Some of My Writing Influences
I was thinking on this last week and I think I can identify five writers who have influenced by non-fiction writing.
James Lileks: I enjoy his gentle, almost apologetic, anger and quiet observational humor. He's a nostalgist, which I fear I am, but embraces modernity at the same time, which I frequently do not.
(Once, I'd have put Garrison Keillor here in place of Lileks. Ever since Keillor's return to Minnesota from his great, failed New York move, there's been a streak of curdled anger and jealousy in his writing that has poisoned him for me. Something was diminished in Keillor by his failure to succeed in the wider world. His resentment and shame ever since makes him unlistenable. He used to celebrate the old but enduring; now he just looks back like a crabbed codger.)
P.J. O'Rourke: In his National Lampoon days, he could sound like he was living the wild life you wanted to live, but more urbanely. He has a magic sleight of hand for slipping the outrageous past your outrage radar and getting you to laugh about it, too. "How to Drive Fast on Drugs While Getting Your Wing-Wang Squeezed and Not Spill Your Drink" is precisely as shocking and funny as the title implies.
George Will: Not today's self-satisfied windbag, but the smart and erudite essayist of the Eighties. Massive command of facts marshalled into unassailable, authoritative arguments, seasoned with humor. I seriously wanted to become a columnist because of him. That same impulse is why I blog and why I wanted Wendi Thomas' job before she chickened out and took it back.

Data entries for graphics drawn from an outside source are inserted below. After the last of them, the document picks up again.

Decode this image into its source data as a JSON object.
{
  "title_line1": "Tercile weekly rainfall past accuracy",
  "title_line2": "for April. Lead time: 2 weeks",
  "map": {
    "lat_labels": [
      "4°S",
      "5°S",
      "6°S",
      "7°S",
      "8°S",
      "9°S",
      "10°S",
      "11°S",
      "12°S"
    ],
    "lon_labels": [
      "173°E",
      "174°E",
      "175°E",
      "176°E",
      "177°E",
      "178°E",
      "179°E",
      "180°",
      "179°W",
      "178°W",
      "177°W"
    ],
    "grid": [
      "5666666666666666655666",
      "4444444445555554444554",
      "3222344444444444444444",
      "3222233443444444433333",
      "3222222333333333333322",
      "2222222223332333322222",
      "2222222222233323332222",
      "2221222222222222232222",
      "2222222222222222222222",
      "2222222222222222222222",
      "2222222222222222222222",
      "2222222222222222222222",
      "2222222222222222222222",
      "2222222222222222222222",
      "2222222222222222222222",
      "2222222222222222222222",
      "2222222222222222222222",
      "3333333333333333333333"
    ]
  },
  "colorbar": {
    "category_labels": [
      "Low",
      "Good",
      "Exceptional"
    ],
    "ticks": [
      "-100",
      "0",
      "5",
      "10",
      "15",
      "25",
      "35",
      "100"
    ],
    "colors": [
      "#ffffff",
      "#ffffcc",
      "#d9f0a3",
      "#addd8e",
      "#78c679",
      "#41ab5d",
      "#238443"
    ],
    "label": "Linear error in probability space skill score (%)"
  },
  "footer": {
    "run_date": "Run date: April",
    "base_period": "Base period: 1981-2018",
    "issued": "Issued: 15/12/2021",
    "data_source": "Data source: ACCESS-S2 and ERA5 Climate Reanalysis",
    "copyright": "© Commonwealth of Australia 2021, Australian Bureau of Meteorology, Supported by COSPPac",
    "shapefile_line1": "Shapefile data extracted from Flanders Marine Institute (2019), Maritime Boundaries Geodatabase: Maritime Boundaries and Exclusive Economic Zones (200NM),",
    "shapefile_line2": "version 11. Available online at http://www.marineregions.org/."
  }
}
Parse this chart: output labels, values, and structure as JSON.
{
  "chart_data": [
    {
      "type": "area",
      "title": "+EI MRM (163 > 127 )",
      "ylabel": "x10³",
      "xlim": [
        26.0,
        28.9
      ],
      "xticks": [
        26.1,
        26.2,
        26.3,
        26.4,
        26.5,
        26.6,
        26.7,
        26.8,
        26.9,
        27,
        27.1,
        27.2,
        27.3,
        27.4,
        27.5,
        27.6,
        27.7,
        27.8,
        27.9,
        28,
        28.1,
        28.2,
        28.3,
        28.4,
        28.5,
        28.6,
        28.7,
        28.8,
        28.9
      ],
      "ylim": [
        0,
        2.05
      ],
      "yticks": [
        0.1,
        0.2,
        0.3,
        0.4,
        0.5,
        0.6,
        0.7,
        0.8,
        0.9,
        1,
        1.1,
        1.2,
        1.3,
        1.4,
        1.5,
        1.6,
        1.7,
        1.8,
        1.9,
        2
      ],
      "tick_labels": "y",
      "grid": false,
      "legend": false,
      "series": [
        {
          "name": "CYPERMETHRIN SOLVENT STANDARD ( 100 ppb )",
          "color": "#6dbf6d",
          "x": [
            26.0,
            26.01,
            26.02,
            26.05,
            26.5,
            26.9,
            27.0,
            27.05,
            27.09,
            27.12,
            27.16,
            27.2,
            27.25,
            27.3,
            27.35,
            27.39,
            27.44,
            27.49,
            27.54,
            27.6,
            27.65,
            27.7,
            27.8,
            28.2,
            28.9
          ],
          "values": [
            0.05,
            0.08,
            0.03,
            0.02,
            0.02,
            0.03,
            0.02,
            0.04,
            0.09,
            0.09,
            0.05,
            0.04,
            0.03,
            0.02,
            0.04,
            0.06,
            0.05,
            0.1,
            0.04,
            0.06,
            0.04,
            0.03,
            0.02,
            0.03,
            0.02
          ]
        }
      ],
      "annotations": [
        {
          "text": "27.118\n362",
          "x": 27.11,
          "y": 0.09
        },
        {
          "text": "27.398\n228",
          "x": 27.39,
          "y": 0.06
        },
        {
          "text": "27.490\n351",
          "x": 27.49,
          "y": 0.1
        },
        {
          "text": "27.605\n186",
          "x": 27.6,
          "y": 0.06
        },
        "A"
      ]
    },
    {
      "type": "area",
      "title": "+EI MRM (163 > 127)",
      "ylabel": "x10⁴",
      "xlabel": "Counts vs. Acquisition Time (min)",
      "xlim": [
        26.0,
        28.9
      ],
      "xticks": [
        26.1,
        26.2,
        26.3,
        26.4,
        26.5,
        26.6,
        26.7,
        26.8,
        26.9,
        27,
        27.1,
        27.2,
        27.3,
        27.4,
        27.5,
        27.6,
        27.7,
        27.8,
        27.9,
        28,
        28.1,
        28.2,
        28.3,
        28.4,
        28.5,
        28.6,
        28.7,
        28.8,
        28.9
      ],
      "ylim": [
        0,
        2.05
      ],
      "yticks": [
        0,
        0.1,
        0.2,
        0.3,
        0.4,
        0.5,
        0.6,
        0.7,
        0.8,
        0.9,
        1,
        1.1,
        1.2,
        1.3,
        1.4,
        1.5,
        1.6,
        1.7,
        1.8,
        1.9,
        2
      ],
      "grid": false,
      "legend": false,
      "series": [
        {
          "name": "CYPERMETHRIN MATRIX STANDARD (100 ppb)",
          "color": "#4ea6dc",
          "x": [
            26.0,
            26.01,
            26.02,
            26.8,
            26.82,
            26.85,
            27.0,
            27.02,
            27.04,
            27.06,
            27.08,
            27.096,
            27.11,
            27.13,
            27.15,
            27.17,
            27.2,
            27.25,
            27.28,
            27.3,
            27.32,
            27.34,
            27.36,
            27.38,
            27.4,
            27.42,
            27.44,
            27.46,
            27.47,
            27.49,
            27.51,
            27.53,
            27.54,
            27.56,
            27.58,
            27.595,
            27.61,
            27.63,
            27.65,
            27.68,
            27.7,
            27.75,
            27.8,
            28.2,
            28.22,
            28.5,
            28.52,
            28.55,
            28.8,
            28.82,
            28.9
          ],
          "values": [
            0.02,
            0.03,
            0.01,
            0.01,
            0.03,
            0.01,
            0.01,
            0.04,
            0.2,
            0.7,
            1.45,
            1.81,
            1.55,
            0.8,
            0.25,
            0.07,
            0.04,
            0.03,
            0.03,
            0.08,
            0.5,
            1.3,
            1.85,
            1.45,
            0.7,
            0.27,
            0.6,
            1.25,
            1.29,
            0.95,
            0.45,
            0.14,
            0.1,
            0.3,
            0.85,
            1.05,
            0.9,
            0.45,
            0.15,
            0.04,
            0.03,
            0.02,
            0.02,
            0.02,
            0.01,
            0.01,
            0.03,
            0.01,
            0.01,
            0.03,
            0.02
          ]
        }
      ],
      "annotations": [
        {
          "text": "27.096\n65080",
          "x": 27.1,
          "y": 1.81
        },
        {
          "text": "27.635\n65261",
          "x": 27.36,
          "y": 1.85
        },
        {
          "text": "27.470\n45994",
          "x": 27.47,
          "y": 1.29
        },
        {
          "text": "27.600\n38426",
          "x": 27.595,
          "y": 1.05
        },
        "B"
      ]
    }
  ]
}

Hunter S. Thompson: Again, not the self-satisfied, tired windbag of his later years but the guy who wrote both Fear and Loathings. Fearless, lay it on the table writing. New Journalism from a parallel, Phil Dickian Psychedelic Wars world. Savage, but with a conscience of sorts; dogged but easily distracted; always at the edges but aimed at the heart of things.
And last, Mark Twain: You cannot be an American humorist or essayist and not be influenced by him. Deeply in love with his country but not at all afraid to point out its flaws, Twain could do that because he knew instinctively how humor makes the medicine go down a bit more easily. And his obvious affection for his subjects kept his criticisms from being mere hate.
I might add H.L. Mencken to this list, but I haven't read enough of him to be sure he's been an influence. He's remembered today largely as the newspaperman's editor and editorialist, unafraid to mock the powerful, but he was also racist and petty.
And, in reviewing this list, I see that all but one are or were at one point in the newspaper business. Oy.